We reviewed our NYT Print and Digital Literacy Projects in class today:
Initial, no-obligation brainstormed ideas. As you read through these, try keeping this WRD103 reflection (WQ 2013) in the back of your mind:
One unanticipated outcome of the project was learning about the extent to which reading is a social practice. We take for granted that writing is a social and civic activity, but many of us had not considered the effects of reading as a private, individual act made public, collective, and collaborative in some contexts, such as ours.
- Do you have a “deep-reading” brain? How do you know?
- Take a position: NYT print or digital? Use credible sources to support your claim(s)
- Choose an article and read it on three different platforms: print, digital, and mobile. Report on your reading experiences. This process will allow you to compare and contrast your experience with claims made about serendipity, annotation, and comprehension
- Rachel (11:20 section) is thinking of creating video interviews of students on campus regarding print and digital reading practices and preferences
- Brian (11:20 section) mentioned that he prefers digital textbooks over conventional print textbooks, which might put him in the minority. (A second source here claims that “Students Find E-Textbooks ‘Clumsy’ and Don’t Use Their Interactive Features.”) Can he use that preference to make a similar argument for reading the NYT in digital formats?
- “Half seriously, is there a booklet on “How to Read the Digital Times”? Can you create a booklet for Mr. Fejes?
- Louise Rosenblatt’s efferent and aesthetic reading practices: can you work with those concepts? Rosenblatt proposed these terms for reading in 1978; have reading practices changed since then?
- Can you work the serendipity or annotation angles?
- What is the current research-based empirical thinking regarding print and digital reading in terms of resolution, comprehension, attention, and memory?
- Do you feel like you might have more power and control over your reading with the NYT versus, say, a conventional textbook? If so, is some of that power and control taken away when you are limited to reading in specific formats? If you answered “yes” to both, solve that problem.
- Can you respond to the problem and project counter-intuitively, creatively, and without words?

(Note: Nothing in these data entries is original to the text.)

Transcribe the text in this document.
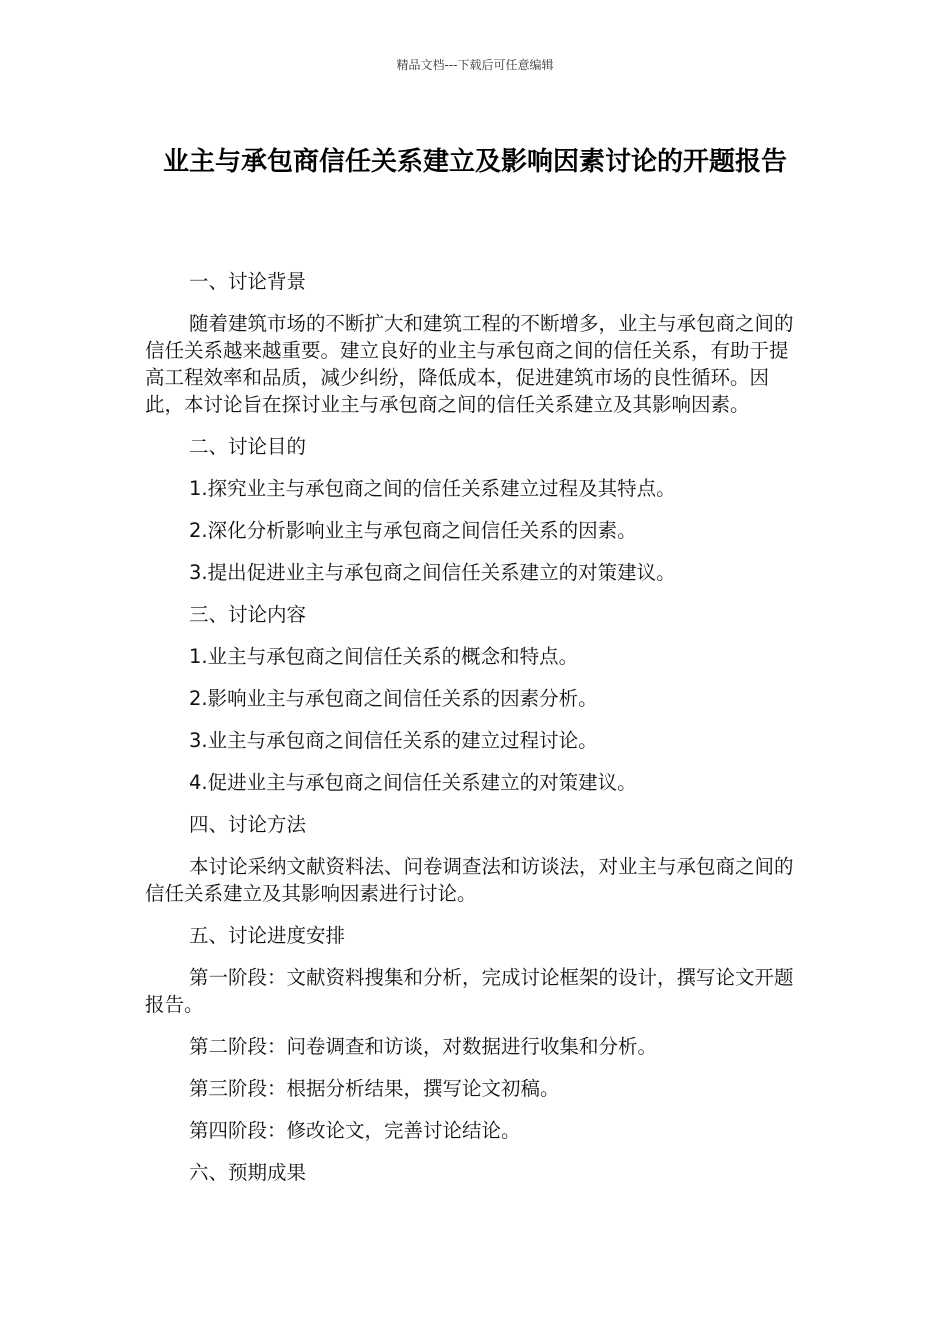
精品文档---下载后可任意编辑
业主与承包商信任关系建立及影响因素讨论的开题报告

一、讨论背景

随着建筑市场的不断扩大和建筑工程的不断增多，业主与承包商之间的信任关系越来越重要。建立良好的业主与承包商之间的信任关系，有助于提高工程效率和品质，减少纠纷，降低成本，促进建筑市场的良性循环。因此，本讨论旨在探讨业主与承包商之间的信任关系建立及其影响因素。

二、讨论目的

1.探究业主与承包商之间的信任关系建立过程及其特点。

2.深化分析影响业主与承包商之间信任关系的因素。

3.提出促进业主与承包商之间信任关系建立的对策建议。

三、讨论内容

1.业主与承包商之间信任关系的概念和特点。

2.影响业主与承包商之间信任关系的因素分析。

3.业主与承包商之间信任关系的建立过程讨论。

4.促进业主与承包商之间信任关系建立的对策建议。

四、讨论方法

本讨论采纳文献资料法、问卷调查法和访谈法，对业主与承包商之间的信任关系建立及其影响因素进行讨论。

五、讨论进度安排

第一阶段：文献资料搜集和分析，完成讨论框架的设计，撰写论文开题报告。

第二阶段：问卷调查和访谈，对数据进行收集和分析。

第三阶段：根据分析结果，撰写论文初稿。

第四阶段：修改论文，完善讨论结论。

六、预期成果
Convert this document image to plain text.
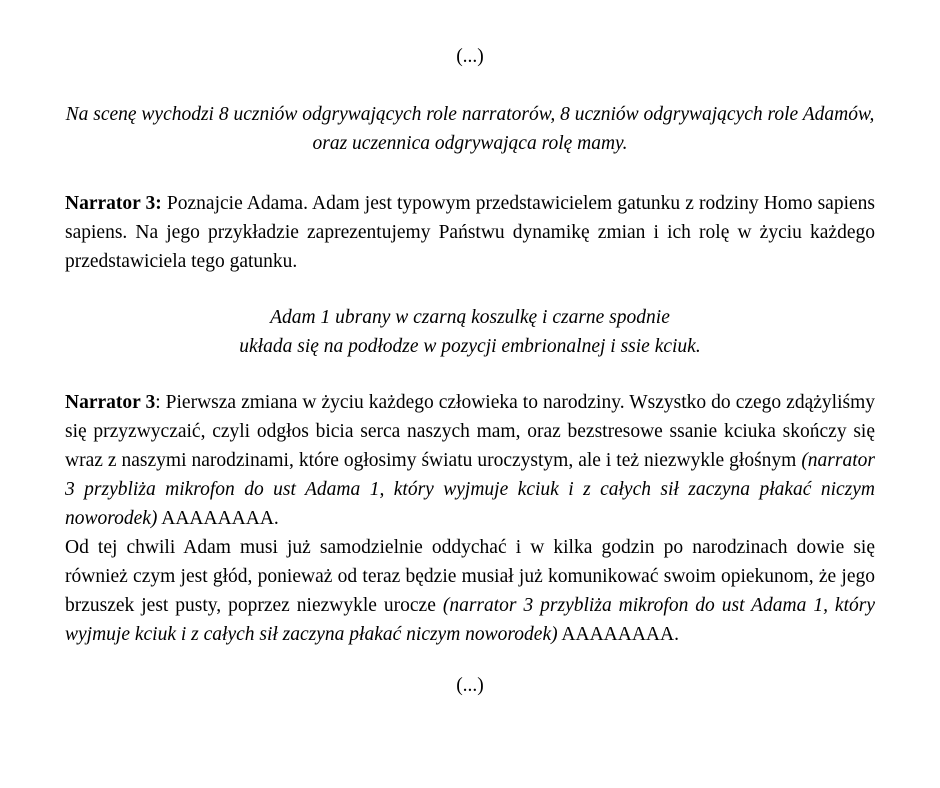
(...)

Na scenę wychodzi 8 uczniów odgrywających role narratorów, 8 uczniów odgrywających role Adamów, oraz uczennica odgrywająca rolę mamy.

Narrator 3: Poznajcie Adama. Adam jest typowym przedstawicielem gatunku z rodziny Homo sapiens sapiens. Na jego przykładzie zaprezentujemy Państwu dynamikę zmian i ich rolę w życiu każdego przedstawiciela tego gatunku.

Adam 1 ubrany w czarną koszulkę i czarne spodnie
układa się na podłodze w pozycji embrionalnej i ssie kciuk.

Narrator 3: Pierwsza zmiana w życiu każdego człowieka to narodziny. Wszystko do czego zdążyliśmy się przyzwyczaić, czyli odgłos bicia serca naszych mam, oraz bezstresowe ssanie kciuka skończy się wraz z naszymi narodzinami, które ogłosimy światu uroczystym, ale i też niezwykle głośnym (narrator 3 przybliża mikrofon do ust Adama 1, który wyjmuje kciuk i z całych sił zaczyna płakać niczym noworodek) AAAAAAAA.

Od tej chwili Adam musi już samodzielnie oddychać i w kilka godzin po narodzinach dowie się również czym jest głód, ponieważ od teraz będzie musiał już komunikować swoim opiekunom, że jego brzuszek jest pusty, poprzez niezwykle urocze (narrator 3 przybliża mikrofon do ust Adama 1, który wyjmuje kciuk i z całych sił zaczyna płakać niczym noworodek) AAAAAAAA.

(...)
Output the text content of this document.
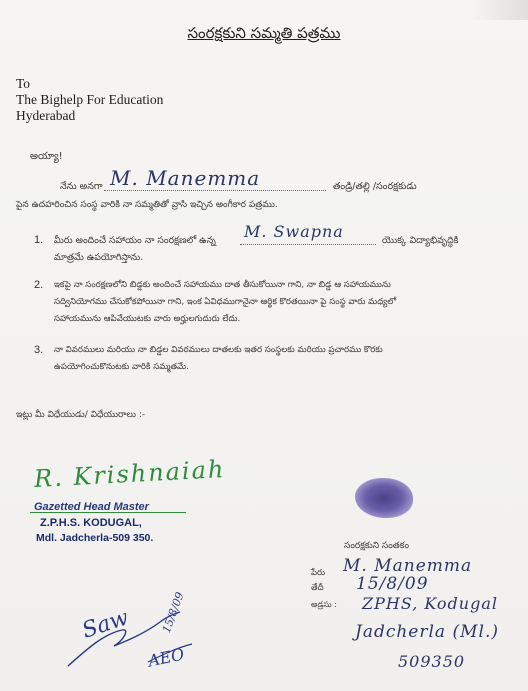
సంరక్షకుని సమ్మతి పత్రము
To
The Bighelp For Education
Hyderabad
అయ్యా!
నేను అనగా M. Manemma	తండ్రి/తల్లి /సంరక్షకుడు
పైన ఉదహరించిన సంస్థ వారికి నా సమ్మతితో వ్రాసి ఇచ్చిన అంగీకార పత్రము.
1. మీరు అందించే సహాయం నా సంరక్షణలో ఉన్న M. Swapna	యొక్క విద్యాభివృద్ధికి
మాత్రమే ఉపయోగిస్తాను.
2. ఇకపై నా సంరక్షణలోని బిడ్డకు అందించే సహాయము దాత తీసుకోయినా గాని, నా బిడ్డ ఆ సహాయమును
సద్వినియోగము చేసుకోకపోయినా గాని, ఇంక ఏవిధముగానైనా ఆర్థిక కొరతయినా పై సంస్థ వారు మధ్యలో
సహాయమును ఆపివేయుటకు వారు అర్హులగుదురు లేదు.
3. నా వివరములు మరియు నా బిడ్డల వివరములు దాతలకు ఇతర సంస్థలకు మరియు ప్రచారము కొరకు
ఉపయోగించుకొనుటకు వారికి సమ్మతమే.
ఇట్లు మీ విధేయుడు/ విధేయురాలు :-
R. Krishnaiah
Gazetted Head Master
Z.P.H.S. KODUGAL,
Mdl. Jadcherla-509 350.
సంరక్షకుని సంతకం
పేరు M. Manemma
తేదీ 15/8/09
అడ్రసు : ZPHS, Kodugal
Jadcherla (Ml.)
509350
Saw	15/8/09
AEO
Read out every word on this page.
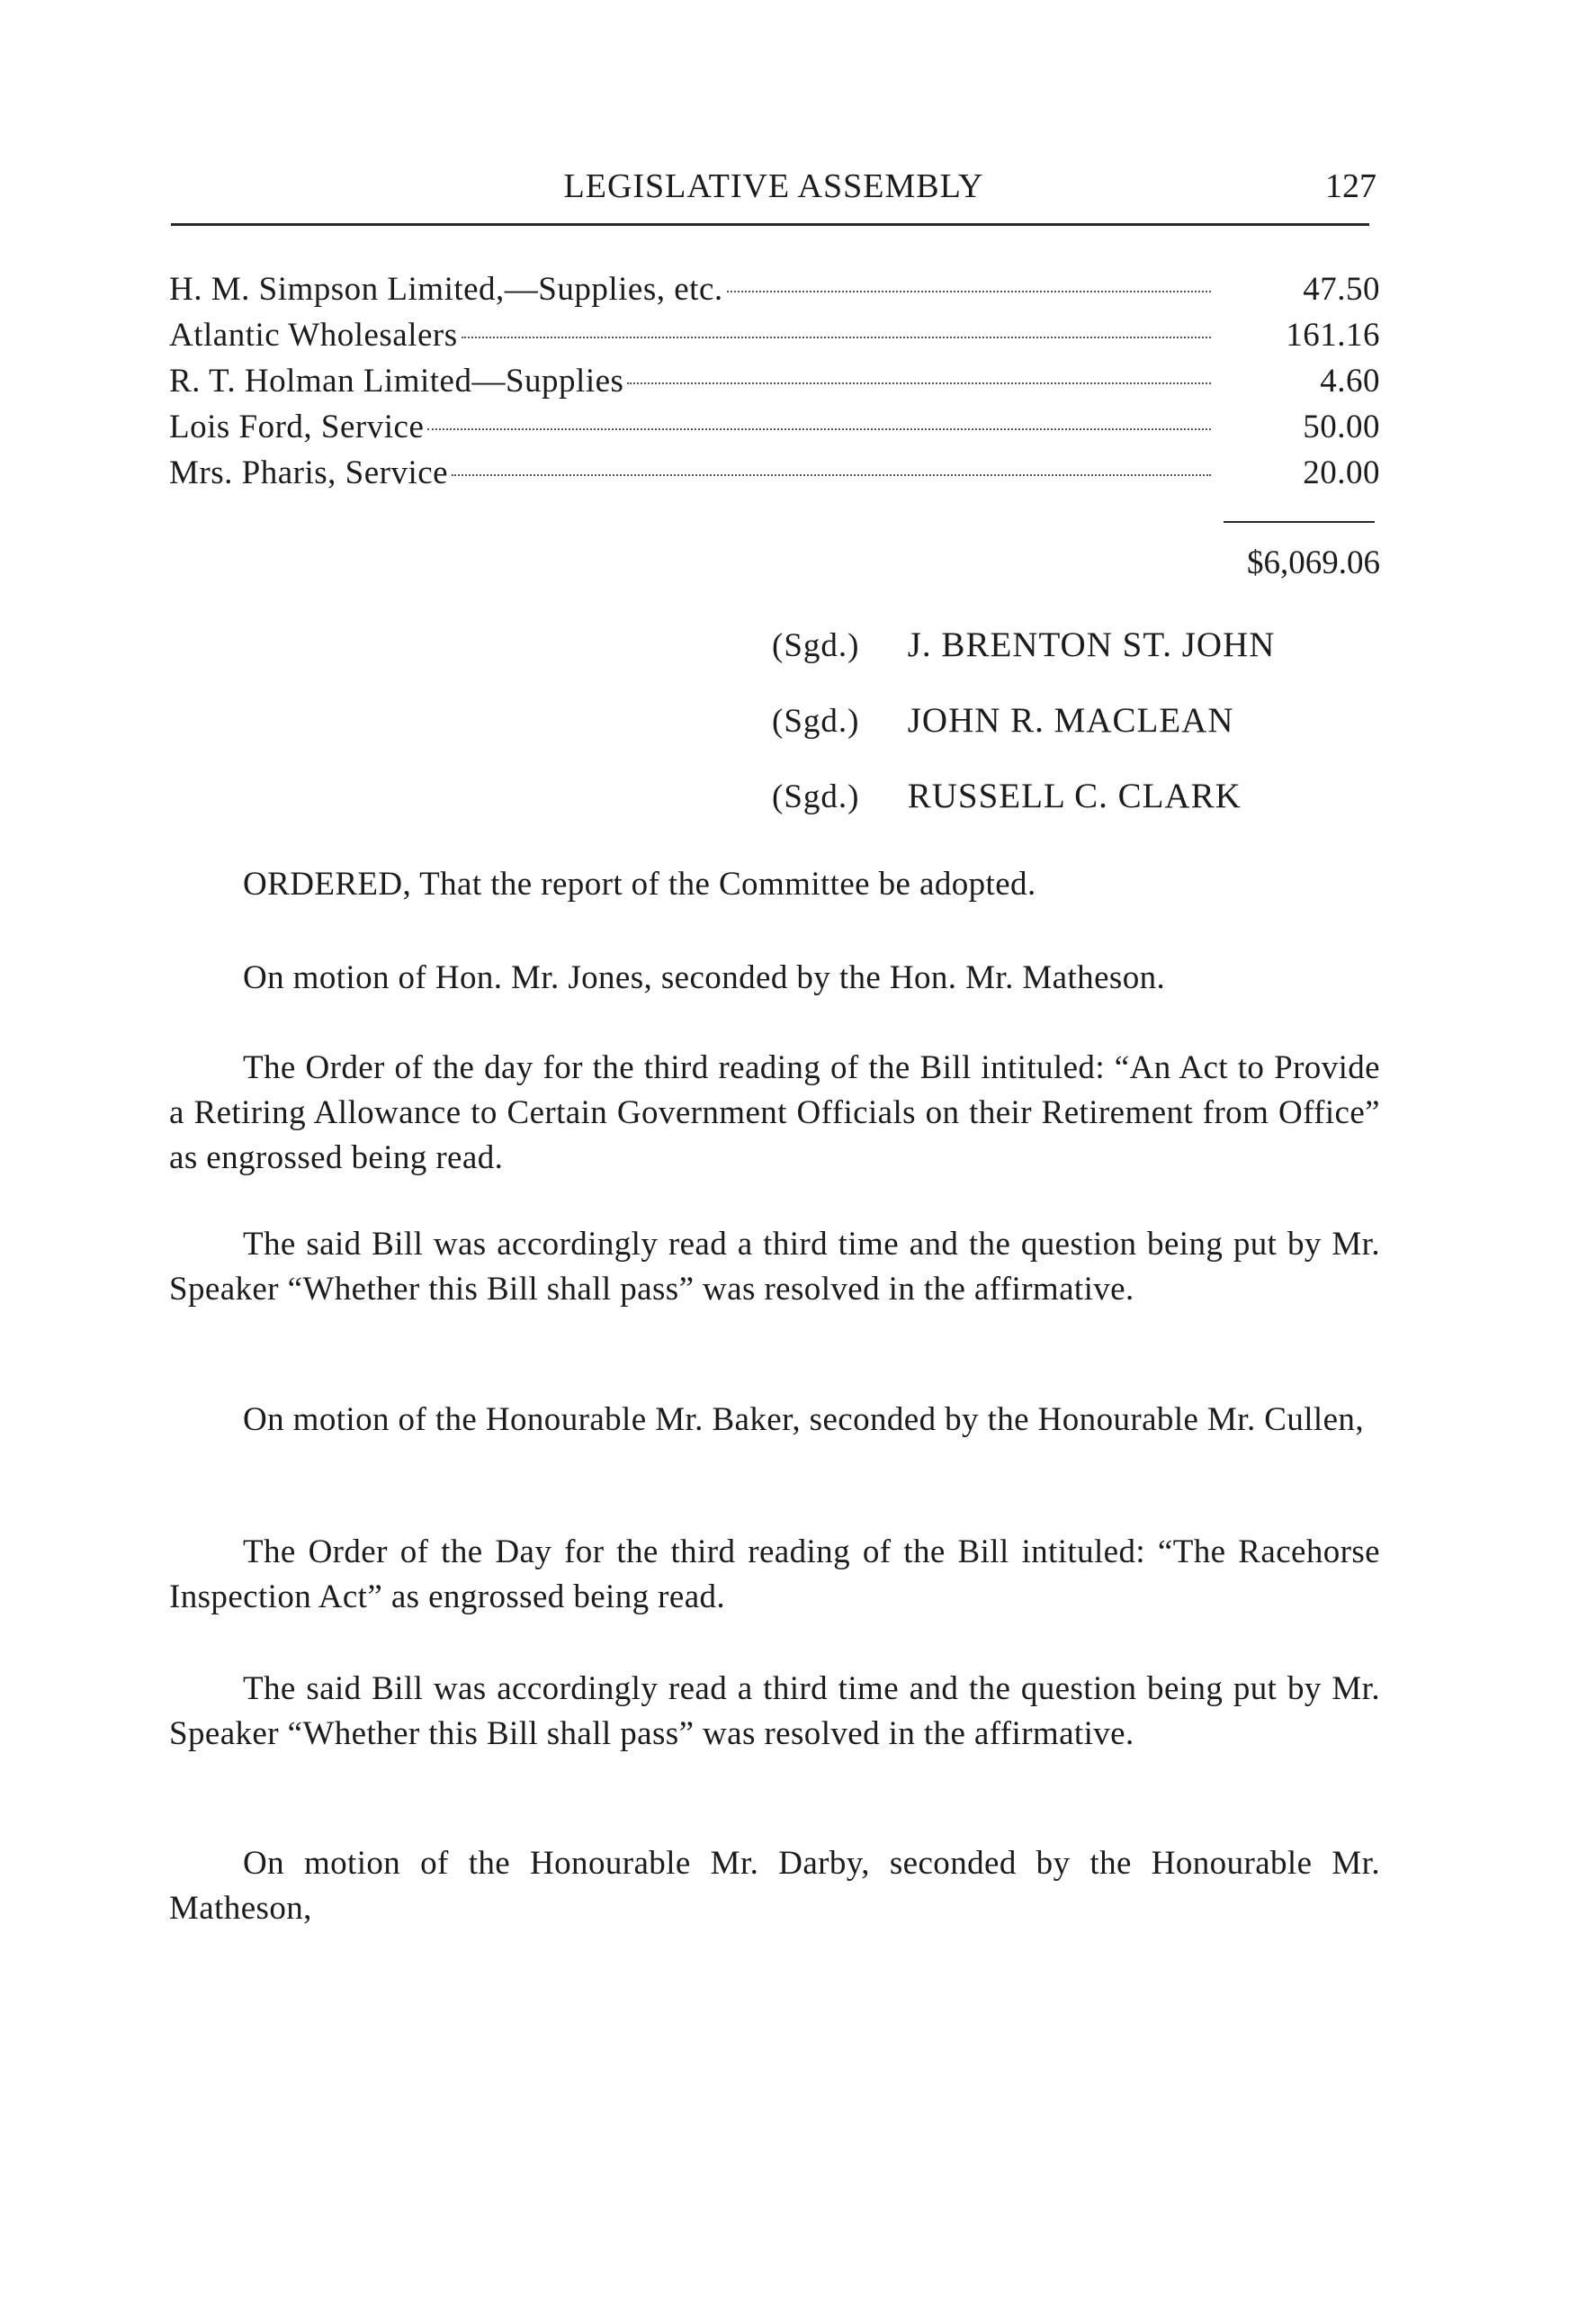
LEGISLATIVE ASSEMBLY	127
H. M. Simpson Limited,—Supplies, etc.	47.50
Atlantic Wholesalers	161.16
R. T. Holman Limited—Supplies	4.60
Lois Ford, Service	50.00
Mrs. Pharis, Service	20.00
$6,069.06
(Sgd.) J. BRENTON ST. JOHN
(Sgd.) JOHN R. MACLEAN
(Sgd.) RUSSELL C. CLARK

ORDERED, That the report of the Committee be adopted.

On motion of Hon. Mr. Jones, seconded by the Hon. Mr. Matheson.

The Order of the day for the third reading of the Bill intituled: “An Act to Provide a Retiring Allowance to Certain Government Officials on their Retirement from Office” as engrossed being read.

The said Bill was accordingly read a third time and the question being put by Mr. Speaker “Whether this Bill shall pass” was resolved in the affirmative.

On motion of the Honourable Mr. Baker, seconded by the Honourable Mr. Cullen,

The Order of the Day for the third reading of the Bill intituled: “The Racehorse Inspection Act” as engrossed being read.

The said Bill was accordingly read a third time and the question being put by Mr. Speaker “Whether this Bill shall pass” was resolved in the affirmative.

On motion of the Honourable Mr. Darby, seconded by the Honourable Mr. Matheson,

- Are print readers missing out on NYT interactive and multimedia features? What does “reading” look like at this point early in the 21st century?
- What can we learn from your comparison, contrast, and analysis of some of the different NYT Skimmer versions?
- “How a Theater Major Reads the New York Times” report might be interesting, or “How a Business Major Reads the New York Times,” as we would get insights into your reading practices and contextual issues surrounding serendipity, annotation, and comprehension
- If none of these appeal to you, which seems unlikely, review the range of NYT digital platforms here, and develop your own ideas.